No more tariffs on parmesan after Japan and EU sign free trade deal

This is the biggest deal ever reached between the two parties, sending a signal against US protectionism. Under the deal, tariffs are lifted on 99 per cent of Japanese goods and 94 per cent of European goods (rice excluded).


Tokyo (AsiaNews/Agencies) – The new Japan-EU free trade deal, which sends a strong signal against US protectionism, is the “biggest” agreement of its kind between Japan and European Union.  
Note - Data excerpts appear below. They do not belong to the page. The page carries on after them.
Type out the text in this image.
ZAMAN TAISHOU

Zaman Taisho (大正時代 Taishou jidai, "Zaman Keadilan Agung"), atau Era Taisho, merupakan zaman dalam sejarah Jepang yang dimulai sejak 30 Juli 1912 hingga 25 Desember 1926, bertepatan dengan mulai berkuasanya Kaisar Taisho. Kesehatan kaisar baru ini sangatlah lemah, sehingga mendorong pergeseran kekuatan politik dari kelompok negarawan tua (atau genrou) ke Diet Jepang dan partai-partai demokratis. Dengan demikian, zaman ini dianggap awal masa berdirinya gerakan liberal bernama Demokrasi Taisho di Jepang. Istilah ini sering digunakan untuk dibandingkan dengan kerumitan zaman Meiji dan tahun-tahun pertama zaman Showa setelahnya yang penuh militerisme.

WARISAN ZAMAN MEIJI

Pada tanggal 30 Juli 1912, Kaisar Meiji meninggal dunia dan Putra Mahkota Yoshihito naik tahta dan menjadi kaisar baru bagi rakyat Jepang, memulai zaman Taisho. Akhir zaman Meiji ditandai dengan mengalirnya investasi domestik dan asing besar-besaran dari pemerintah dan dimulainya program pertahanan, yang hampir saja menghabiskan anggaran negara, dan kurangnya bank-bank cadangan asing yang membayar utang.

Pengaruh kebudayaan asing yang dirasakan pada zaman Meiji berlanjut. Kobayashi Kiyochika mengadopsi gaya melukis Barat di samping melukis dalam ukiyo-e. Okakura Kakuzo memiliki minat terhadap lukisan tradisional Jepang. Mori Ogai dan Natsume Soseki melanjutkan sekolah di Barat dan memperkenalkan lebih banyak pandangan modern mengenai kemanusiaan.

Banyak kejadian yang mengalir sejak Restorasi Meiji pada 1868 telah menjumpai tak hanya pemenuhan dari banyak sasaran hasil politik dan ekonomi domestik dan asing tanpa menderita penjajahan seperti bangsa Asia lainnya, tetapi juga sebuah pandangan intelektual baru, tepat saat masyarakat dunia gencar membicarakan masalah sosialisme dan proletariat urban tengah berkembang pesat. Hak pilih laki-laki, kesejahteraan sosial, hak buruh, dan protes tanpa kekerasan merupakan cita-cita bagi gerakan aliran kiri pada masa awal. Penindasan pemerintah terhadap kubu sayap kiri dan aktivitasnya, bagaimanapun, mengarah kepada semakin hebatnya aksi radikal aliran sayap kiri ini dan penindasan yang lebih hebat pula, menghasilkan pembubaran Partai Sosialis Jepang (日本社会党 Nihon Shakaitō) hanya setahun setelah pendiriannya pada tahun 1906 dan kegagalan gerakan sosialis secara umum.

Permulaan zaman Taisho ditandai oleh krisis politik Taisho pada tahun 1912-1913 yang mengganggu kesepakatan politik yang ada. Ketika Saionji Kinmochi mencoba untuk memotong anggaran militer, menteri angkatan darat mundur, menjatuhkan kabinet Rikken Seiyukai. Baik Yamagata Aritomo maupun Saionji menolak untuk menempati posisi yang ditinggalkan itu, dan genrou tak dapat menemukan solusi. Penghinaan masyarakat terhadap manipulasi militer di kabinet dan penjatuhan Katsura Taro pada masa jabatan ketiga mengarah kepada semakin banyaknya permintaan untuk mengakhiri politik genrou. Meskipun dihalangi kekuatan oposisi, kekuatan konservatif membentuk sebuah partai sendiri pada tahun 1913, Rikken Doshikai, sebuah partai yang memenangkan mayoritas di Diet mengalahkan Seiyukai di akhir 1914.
EU Council President Donald Tusk and Commission head Jean-Claude Juncker in Japan late Monday to sign the agreement.

The signing in Tokyo for the deal, largely reached late last year, is ceremonial.

European consumers will have access to cheaper Japanese machinery parts, tea and fish. Japanese consumers will pay less for cheese such as prmesan, guda and cheddar – as well as chocolate and biscuits.

“This agreement will create an open trade zone covering nearly a third of the world’s GDP,” said Commission spokesman Margaritis Schinas.

The EU – the world’s biggest single market with 28 countries and 500 million people – is trying to boost alliances in the face of Trump’s protectionist administration.

The deal eliminates about 99 per cent of the tariffs on Japanese goods to the EU but remaining at around 94 per cent for European imports into Japan for now and rising to 99 per cent over the years.

The difference is due to exceptions such as rice, a product that’s culturally and politically sensitive and has been protected for decades in Japan.

The EU is optimistic that the deal will bring great results, considering that Japanese consumers have historically coveted European products.

Trade liberalisation will lead to the region’s export growth in chemicals, clothing, cosmetics and beer to Japan, leading to job security for Europe.